Most kibble has a distinctly fishy taste, even if it's fish-free. I'm not sure why that is. Most of it tastes about the same to me. This kibble does not have that fishy taste.

As with all the high-end cat foods I have examined thus far, the packaging exactly matched the product. With the low-end foods, the packaging is deceptive. I just want to note something about high-end cat foods. They save you money versus buying the cheap stuff. If you understand nutrition, you understand why. Basically, the cat eats less food in total so it lasts longer and your cat doesn't have the typical illnesses that drive up vet bills. Dental caries is now an epidemic among pet cats and dogs, a problem that totally goes away with the right food.

The key to the caries problem is to stick with good kibble.
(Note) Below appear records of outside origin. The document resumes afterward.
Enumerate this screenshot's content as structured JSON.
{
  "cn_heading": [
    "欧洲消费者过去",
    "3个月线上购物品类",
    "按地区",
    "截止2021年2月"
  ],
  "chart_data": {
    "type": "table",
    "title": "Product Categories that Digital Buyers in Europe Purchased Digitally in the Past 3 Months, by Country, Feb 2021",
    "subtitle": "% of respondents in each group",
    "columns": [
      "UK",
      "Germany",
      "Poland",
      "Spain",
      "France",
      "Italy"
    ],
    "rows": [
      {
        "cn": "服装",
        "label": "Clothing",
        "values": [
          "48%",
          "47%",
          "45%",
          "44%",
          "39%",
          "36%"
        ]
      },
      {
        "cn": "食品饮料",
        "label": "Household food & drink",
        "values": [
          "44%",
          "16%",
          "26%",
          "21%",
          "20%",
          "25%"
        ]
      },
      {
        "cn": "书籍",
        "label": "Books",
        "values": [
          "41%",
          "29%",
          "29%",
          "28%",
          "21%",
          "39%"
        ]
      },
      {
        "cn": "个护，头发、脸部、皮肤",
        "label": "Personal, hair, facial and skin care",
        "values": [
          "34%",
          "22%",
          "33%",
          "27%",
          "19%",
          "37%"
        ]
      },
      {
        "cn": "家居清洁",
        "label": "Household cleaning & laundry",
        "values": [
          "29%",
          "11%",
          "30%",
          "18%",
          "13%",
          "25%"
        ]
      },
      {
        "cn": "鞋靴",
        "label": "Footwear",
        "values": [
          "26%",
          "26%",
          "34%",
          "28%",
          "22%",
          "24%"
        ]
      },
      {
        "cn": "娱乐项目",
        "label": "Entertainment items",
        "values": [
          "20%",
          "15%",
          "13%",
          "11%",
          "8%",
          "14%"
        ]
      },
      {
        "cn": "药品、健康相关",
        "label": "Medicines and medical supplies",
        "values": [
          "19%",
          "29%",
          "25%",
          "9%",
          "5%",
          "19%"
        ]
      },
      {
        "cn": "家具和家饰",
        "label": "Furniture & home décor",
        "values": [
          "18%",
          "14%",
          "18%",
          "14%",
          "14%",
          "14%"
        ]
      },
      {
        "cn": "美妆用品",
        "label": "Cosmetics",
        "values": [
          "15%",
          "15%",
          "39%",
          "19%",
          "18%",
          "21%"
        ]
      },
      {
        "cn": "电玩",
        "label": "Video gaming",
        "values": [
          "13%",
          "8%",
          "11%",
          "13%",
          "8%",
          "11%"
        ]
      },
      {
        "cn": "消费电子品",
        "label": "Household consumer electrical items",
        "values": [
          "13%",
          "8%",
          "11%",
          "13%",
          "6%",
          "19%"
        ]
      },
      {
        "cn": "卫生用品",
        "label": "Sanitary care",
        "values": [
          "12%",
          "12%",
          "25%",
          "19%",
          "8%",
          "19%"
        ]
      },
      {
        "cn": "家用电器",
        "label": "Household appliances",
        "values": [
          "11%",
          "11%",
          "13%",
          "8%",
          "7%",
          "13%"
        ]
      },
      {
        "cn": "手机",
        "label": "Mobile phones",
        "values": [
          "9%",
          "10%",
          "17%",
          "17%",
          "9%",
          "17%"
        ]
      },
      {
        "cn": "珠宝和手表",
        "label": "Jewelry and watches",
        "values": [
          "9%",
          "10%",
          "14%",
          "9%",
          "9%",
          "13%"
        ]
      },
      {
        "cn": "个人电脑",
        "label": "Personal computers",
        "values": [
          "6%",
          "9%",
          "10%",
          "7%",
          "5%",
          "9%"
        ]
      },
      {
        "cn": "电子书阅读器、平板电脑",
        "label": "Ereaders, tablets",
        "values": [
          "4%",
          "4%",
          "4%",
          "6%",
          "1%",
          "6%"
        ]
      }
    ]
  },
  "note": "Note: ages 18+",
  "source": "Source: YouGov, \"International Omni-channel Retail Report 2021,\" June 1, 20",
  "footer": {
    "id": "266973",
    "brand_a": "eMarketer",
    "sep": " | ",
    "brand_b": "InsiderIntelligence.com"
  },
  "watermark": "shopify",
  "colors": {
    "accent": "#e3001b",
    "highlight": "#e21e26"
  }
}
The corn-based stuff will not only wreak havoc on your cat's endocrine system, it will leave a film on their teeth. This problem also exists for humans, so start checking what you eat if you want a zero cavities household and zero obesity household.

I feed this cat dry kibble, though she does get moist treats also. She's an indoor cat who likes to go outside. So she does hunt and eat rabbits, chipmunks, birds, and other little critters. I avoid giving her salmon, since that is a heavily contaminated fish that now has a very high correlation to prostate cancer; if you eat this fish yourself, stop doing so.

At 7.8 lbs, she's not a big cat but she is a lean, muscular athlete. This is because of her diet; "Great bodies are made in the kitchen" and "You are what you eat." She's seven years old, but has the energy of a cat teenager. She whoops all contenders in the territory fights, even those big males that are more than twice her size. And I've seen her make a six-foot vertical leap. One time, she even took a bird that was in mid-flight.